- Born: Mary Hollingsworth 25 September 1913 Phoenix Park, Glasgow, Scotland
- Died: 11 March 1986 (aged 72) Royal City of Dublin Hospital, Baggot Street
- Occupations: trade unionist and laundress

= Mai Clifford =

Irish trade unionist and laundress

Mary "Mai" Clifford (25 September 1913 – 11 March 1986) was an Irish trade unionist and laundress, and the first woman president of the Dublin Council of Trade Unions.

==Early life and family==
Mai Clifford was born in Phoenix Park, Glasgow, Scotland on 25 September 1913. She was the eldest child of a blacksmith from County Kerry, Joseph Hollingsworth, and his wife Elizabeth, a Glasgow native. The Clifford family moved to Dublin in 1915, first living in Leinster Square, Rathmines and later Mill Forge, Templeogue. Both of Clifford's parents where supporters of the labour leader James Larkin. Clifford attended St. Joseph's convent, Terenure, going on to work in the Terenure Laundry at age 15.

In 1936 she married a builder's labourer, Daniel Clifford (died 1963). Daniel played professional football in the League of Ireland in the late 1930s. The couple had two sons. They lived with his family in Crumlin, firstly at 1 Windmill Lane, and then 14 Monasterboice Road from the 1940s, where Clifford lived for the rest of her life. She died at the Royal City of Dublin Hospital, Baggot Street on 11 March 1986, and is buried in Templeogue cemetery.

==Career==
She joined the Irish Women Workers’ Union (IWWU) after two days of starting at the laundry, and was later elected shop steward. As a trade unionist, she prioritised quality of working and social life, and health and safety. She led her fellow workers off the job in 1945 as part of a strike of 1,500 IWWU workers in a campaign for a second week's paid annual holiday for workers in commercial laundries. During the fourteen-week stoppage, Clifford supported her unemployed husband and their two young children on strike pay of 5 shillings per week. The laundresses finally won their claim from the Federated Union of Employers, the first group of workers in Ireland to do so. When the Terenure Laundry closed, Clifford began working in the Shelbourne Hotel, and then St Luke's Hospital, Rathgar from 1957, where she worked as supervisor in the linen room until she retired in 1983.

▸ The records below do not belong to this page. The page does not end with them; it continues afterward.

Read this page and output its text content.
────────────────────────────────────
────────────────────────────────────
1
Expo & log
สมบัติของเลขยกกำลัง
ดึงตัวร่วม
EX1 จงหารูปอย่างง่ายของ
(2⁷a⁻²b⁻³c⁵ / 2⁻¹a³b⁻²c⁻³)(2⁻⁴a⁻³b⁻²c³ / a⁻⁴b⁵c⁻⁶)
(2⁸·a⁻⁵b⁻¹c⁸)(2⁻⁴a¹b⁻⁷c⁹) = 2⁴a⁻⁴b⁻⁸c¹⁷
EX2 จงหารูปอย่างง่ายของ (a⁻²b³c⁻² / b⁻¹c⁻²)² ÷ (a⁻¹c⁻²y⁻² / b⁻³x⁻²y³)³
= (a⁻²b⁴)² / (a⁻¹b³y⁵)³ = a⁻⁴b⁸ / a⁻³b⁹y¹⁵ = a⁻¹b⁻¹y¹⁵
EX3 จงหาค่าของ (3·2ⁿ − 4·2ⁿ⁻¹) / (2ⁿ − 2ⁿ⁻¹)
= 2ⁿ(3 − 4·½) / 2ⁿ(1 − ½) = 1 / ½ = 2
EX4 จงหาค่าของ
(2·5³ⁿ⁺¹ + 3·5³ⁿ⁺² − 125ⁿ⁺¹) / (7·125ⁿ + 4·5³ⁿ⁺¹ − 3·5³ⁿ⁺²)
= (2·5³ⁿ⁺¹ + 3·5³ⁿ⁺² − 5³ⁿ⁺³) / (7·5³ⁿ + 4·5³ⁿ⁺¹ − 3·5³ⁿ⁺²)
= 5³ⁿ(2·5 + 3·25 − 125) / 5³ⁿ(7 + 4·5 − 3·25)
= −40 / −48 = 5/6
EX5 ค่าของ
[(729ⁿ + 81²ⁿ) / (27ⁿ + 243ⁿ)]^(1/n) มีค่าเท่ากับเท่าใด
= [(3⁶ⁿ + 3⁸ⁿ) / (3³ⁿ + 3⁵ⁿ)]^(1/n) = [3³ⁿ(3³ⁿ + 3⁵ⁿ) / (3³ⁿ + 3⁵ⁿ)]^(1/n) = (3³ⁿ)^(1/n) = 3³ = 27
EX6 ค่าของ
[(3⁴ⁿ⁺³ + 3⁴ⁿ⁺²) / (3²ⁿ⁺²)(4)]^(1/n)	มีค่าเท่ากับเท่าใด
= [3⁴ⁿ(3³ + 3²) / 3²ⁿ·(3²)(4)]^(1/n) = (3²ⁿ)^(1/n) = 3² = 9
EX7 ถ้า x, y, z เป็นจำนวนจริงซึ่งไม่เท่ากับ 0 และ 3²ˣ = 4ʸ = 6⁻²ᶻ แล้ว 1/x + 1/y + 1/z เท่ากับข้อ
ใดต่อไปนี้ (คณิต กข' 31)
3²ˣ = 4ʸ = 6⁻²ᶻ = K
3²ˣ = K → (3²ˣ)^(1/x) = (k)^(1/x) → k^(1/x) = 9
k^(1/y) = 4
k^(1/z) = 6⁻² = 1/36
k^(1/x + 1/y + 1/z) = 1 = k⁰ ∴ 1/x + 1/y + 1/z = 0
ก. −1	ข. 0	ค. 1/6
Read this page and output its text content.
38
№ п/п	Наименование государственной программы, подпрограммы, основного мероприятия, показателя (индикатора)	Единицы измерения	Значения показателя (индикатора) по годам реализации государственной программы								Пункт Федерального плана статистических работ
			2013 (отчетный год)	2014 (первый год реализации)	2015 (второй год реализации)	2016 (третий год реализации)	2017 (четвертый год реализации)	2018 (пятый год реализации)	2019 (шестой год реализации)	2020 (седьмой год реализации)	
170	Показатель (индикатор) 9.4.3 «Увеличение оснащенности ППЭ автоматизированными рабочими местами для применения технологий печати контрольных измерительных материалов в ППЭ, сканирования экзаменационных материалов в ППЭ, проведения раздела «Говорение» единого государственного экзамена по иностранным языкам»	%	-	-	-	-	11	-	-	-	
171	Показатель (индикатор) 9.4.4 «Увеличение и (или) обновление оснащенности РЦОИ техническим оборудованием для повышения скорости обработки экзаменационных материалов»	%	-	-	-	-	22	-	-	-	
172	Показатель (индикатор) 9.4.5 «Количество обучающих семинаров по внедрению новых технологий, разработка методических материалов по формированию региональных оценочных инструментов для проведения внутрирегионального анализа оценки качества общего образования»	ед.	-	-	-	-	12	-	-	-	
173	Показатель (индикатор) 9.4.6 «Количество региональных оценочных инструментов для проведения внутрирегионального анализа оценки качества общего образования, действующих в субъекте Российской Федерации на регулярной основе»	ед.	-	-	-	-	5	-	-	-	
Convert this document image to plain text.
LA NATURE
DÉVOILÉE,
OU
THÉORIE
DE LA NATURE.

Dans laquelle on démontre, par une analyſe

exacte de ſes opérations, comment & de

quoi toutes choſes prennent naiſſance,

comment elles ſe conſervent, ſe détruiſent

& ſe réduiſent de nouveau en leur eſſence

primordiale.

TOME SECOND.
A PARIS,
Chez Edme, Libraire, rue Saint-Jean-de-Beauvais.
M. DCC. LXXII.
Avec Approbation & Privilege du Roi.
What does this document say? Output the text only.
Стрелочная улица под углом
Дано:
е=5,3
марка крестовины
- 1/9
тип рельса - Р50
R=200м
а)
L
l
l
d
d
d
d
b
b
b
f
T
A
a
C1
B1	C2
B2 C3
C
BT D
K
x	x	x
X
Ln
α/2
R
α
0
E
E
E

Clifford was elected to the IWWU executive committee in 1956, serving as the president from 1973 to 1975. She regularly attended the Irish Congress of Trade Unions (ICTU) as the IWWU delegate, serving on ICTU's standing orders committee. She campaigned for promotional prospects and equal pay for women throughout the 1960s and 1970s. In 1970 she was appointed to the women's advisory committee of ICTU, opposing at preferential treatment of professional women over industrial workers. During her presidential address at the IWWU's 1973 annual convention, she advocated for women to embrace flexibility in the workplace and to accept all opportunities presented to them. As a union delegate she travelled across Europe investigating the conditions of working women in other countries. She met Mikhail Gorbachev, then USSR minister for agriculture, in Moscow in 1976. This meeting provoked controversy when she ran unsuccessfully in the 1979 local government elections for the Labour Party in the Crumlin–Terenure ward. During her campaign she was denounced by a local priest as a communist.

From 1971 she was a member of the executive of the Dublin Council of Trade Unions, serving as the council's president from 1978 to 1981, the first woman to serve in that office. In this role she campaigned in for the trade unions’ income tax reform in 1979 and 1980, a campaign which protested the high level of taxation of PAYE worker in comparison to the self-employed. She was prominent in the media during the campaign, giving platform speeches and leading protest marches. The campaign culminated in a march of 300,000 workers in Dublin and one million across the country on 22 January 1980, the largest labour demonstration in the history of the Irish state. It was Clifford who delivered a letter to Government Buildings demanding that the "intolerable burden on the working class" be relieved. In 1983 she was named IWWU honorary treasurer, and after the merging of the IWWU with the Federated Workers’ Union of Ireland in 1984, she was appointed an executive member and trustee.